Ringkasan Berita:
- Mexico City mengalami penurunan tanah ekstrem hingga 9,5 inci per tahun akibat pengambilan air tanah secara berlebihan dari akuifer kuno di bawahnya.
- Satelit NISAR milik NASA berhasil merekam fenomena penurunan tanah ini secara rinci dari luar angkasa.
- Dampak kerusakan sudah terlihat nyata pada infrastruktur kota, termasuk jalan retak, bangunan miring, dan pondasi monumen bersejarah yang terus merosot.
TRIBUNNEWS.COM - Mexico City tenggelam dengan kecepatan yang sangat mengkhawatirkan hingga terlihat dari luar angkasa.

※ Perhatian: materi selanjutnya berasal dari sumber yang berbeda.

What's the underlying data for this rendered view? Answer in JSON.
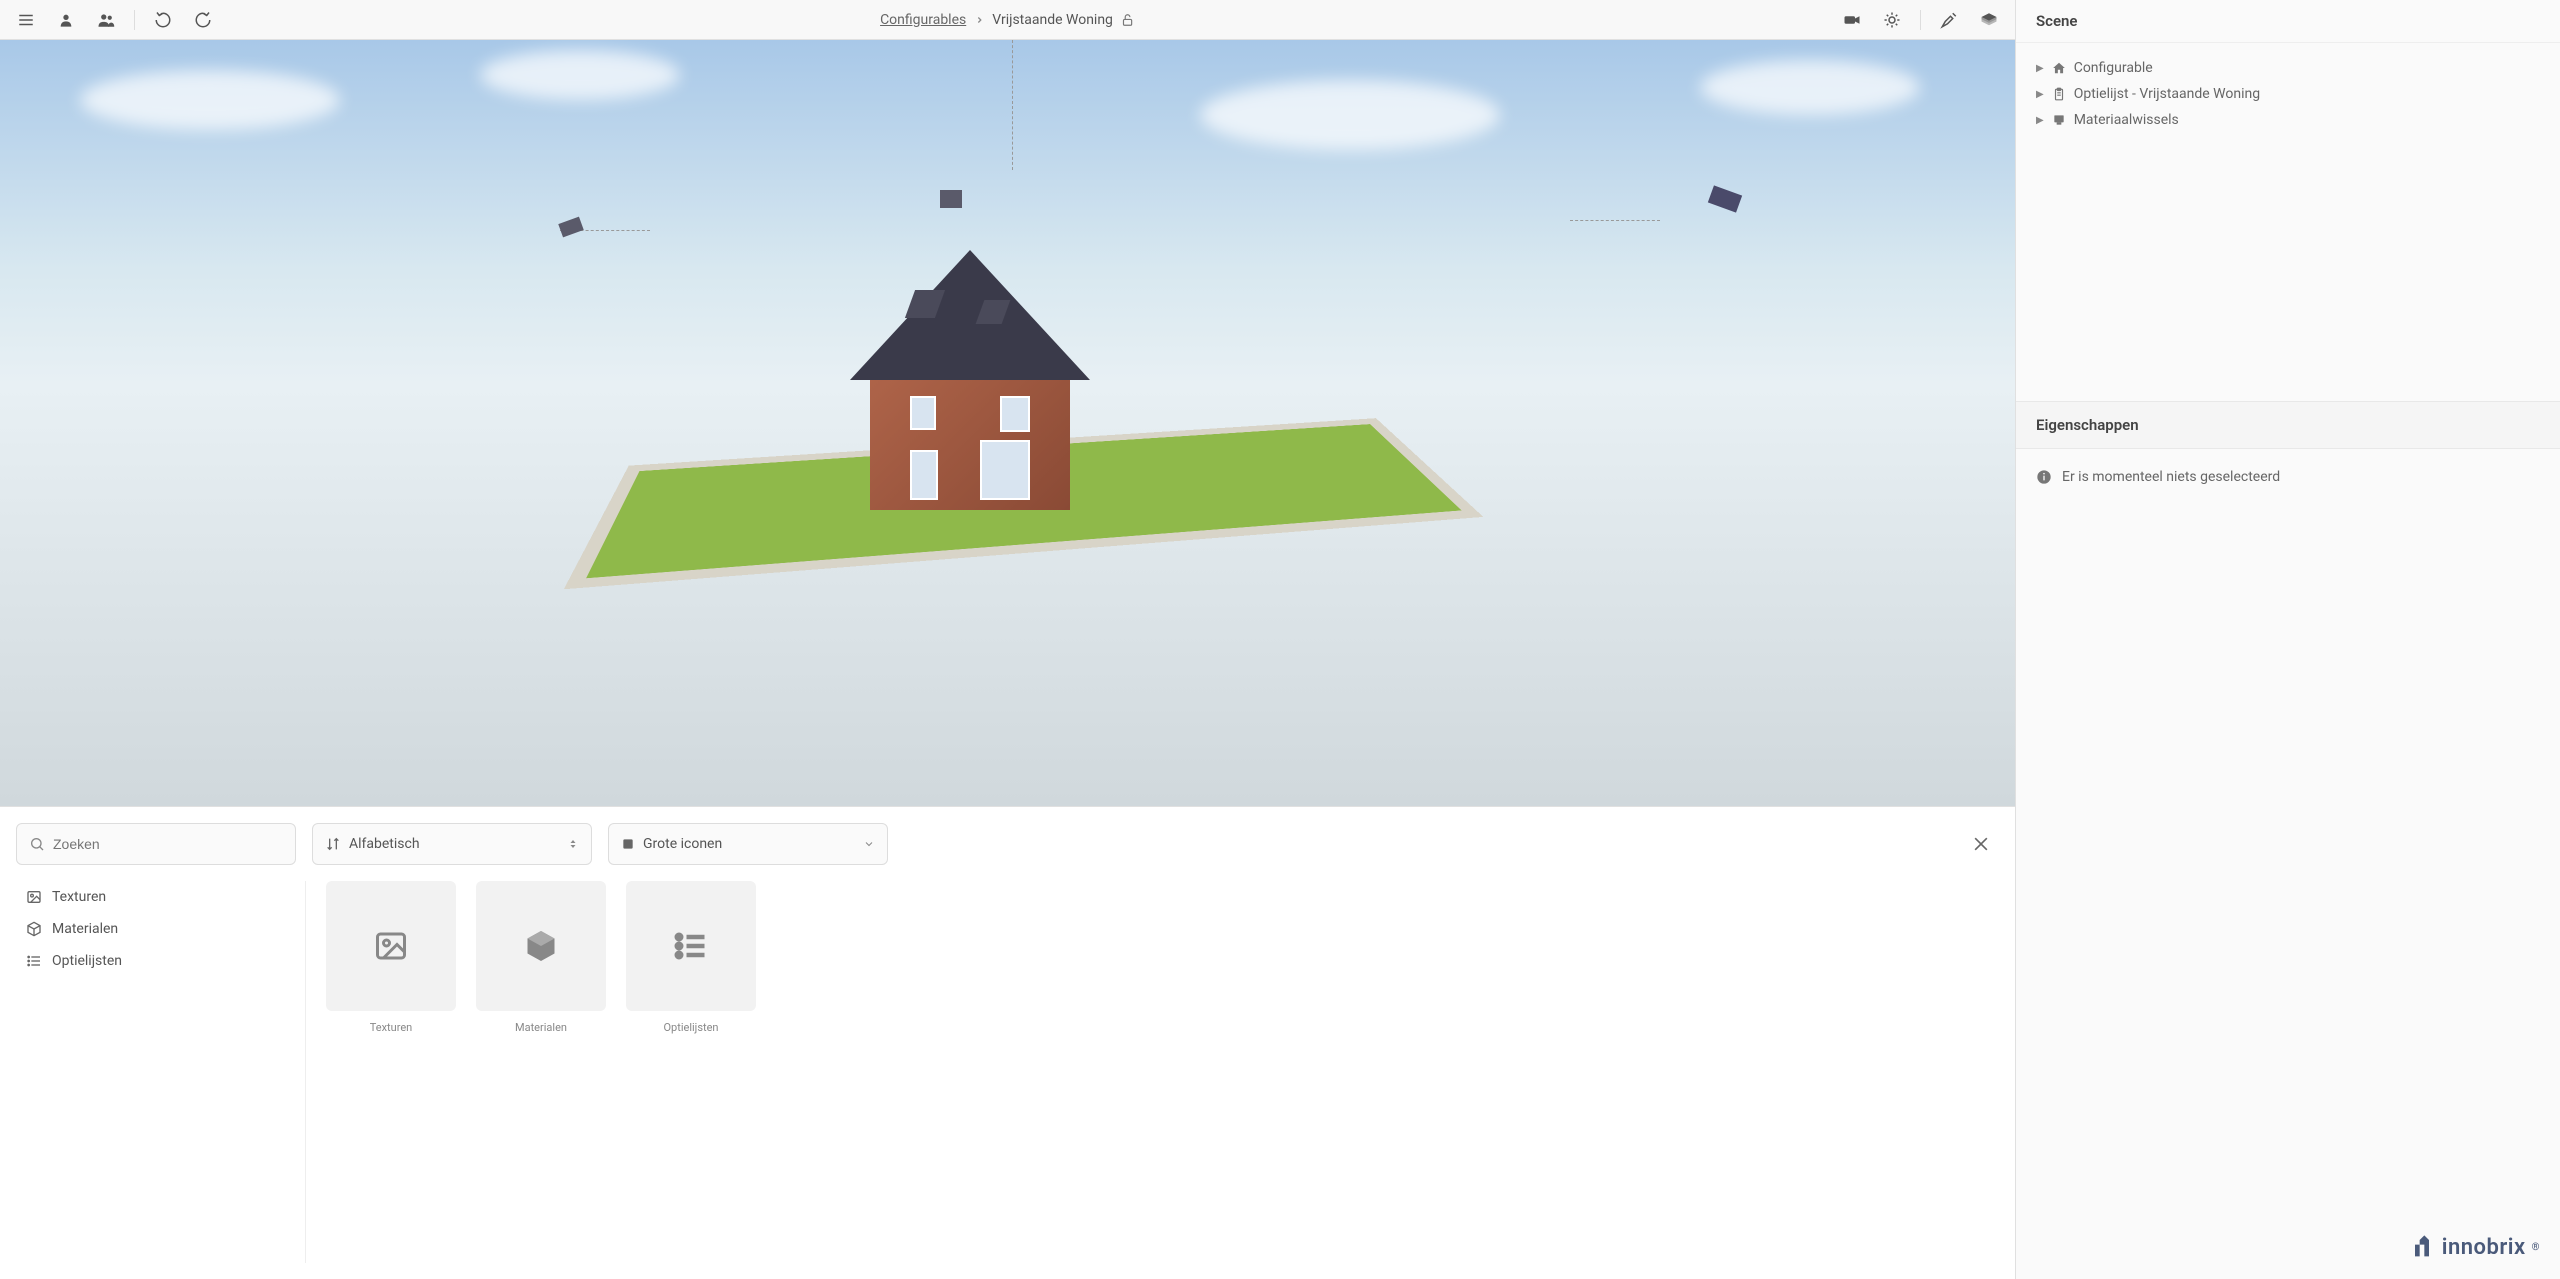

Mengutip CNN.com, citra dari sistem radar NASA yang canggih mengungkapkan laju penurunan tanah lebih dari 0,5 inci per bulan — menjadikan kota ini salah satu ibu kota yang paling cepat tenggelam di planet ini.
Kota metropolitan yang luas ini, juga salah satu kota terbesar di dunia, membentang di atas danau dataran tinggi dan berdiri di atas akuifer kuno yang menyediakan sekitar 60 persen air minum bagi 22 juta penduduk kota.
Selama bertahun-tahun, akuifer ini telah dipompa secara berlebihan sehingga menyebabkan tanah di atasnya ambles. Eksploitasi berlebihan ini juga berkontribusi pada krisis air yang kronis, membuat Mexico City menghadapi potensi day zero — kondisi di mana air keran benar-benar habis.
Penurunan tanah yang cepat semakin diperparah oleh pembangunan perkotaan yang tak terbendung, dengan infrastruktur baru yang menambah beban di atas tanah liat yang kaya mineral.
Penurunan tanah di Mexico City pertama kali tercatat pada tahun 1920-an, dan sejak saat itu, warga merasakan dampaknya berupa jalan yang retak, bangunan yang miring, serta kerusakan pada sistem kereta.
Citra terbaru dari satelit NISAR — proyek kerja sama antara NASA dan Organisasi Penelitian Luar Angkasa India (ISRO) — mengungkap skala masalah ini secara mengejutkan.
Baca juga: Misi Bersejarah Artemis II Sukses, NASA Siap Kembali ke Bulan
NISAR dirancang untuk memetakan beberapa proses paling kompleks di Bumi dan mampu melacak pergerakan halus seperti penurunan tanah. Ini adalah salah satu sistem radar paling canggih yang pernah diluncurkan ke luar angkasa, menurut NASA.
Antara Oktober 2025 hingga Januari 2026, selama musim kemarau Mexico City, NISAR memetakan pergerakan tanah di bawah kota. Temuannya mengungkap bahwa sebagian wilayah kota tenggelam dengan kecepatan sekitar 0,8 inci per bulan — atau lebih dari 9,5 inci setiap tahunnya.
Kawasan yang paling terdampak antara lain Bandara Internasional Benito Juarez, bandara utama kota tersebut.
Salah satu ikon kota memperlihatkan dampak nyata dari penurunan tanah. Monumen Angel of Independence setinggi 114 kaki, yang dibangun pada tahun 1910 untuk memperingati 100 tahun kemerdekaan Meksiko, kini membutuhkan 14 anak tangga tambahan di bagian dasarnya karena tanah di bawahnya terus ambles.
"Mexico City adalah titik panas yang sudah dikenal luas dalam hal penurunan tanah, dan gambar-gambar seperti ini baru merupakan awal dari NISAR," kata David Bekaert, manajer proyek di Institut Riset Teknologi Flemish dan anggota tim ilmiah NISAR. "Kita akan menyaksikan banjir penemuan baru dari seluruh penjuru dunia."
Satelit ini juga mampu melacak proses planet lainnya, seperti pergerakan gletser atau pertumbuhan tanaman, serta bencana alam seperti letusan gunung berapi.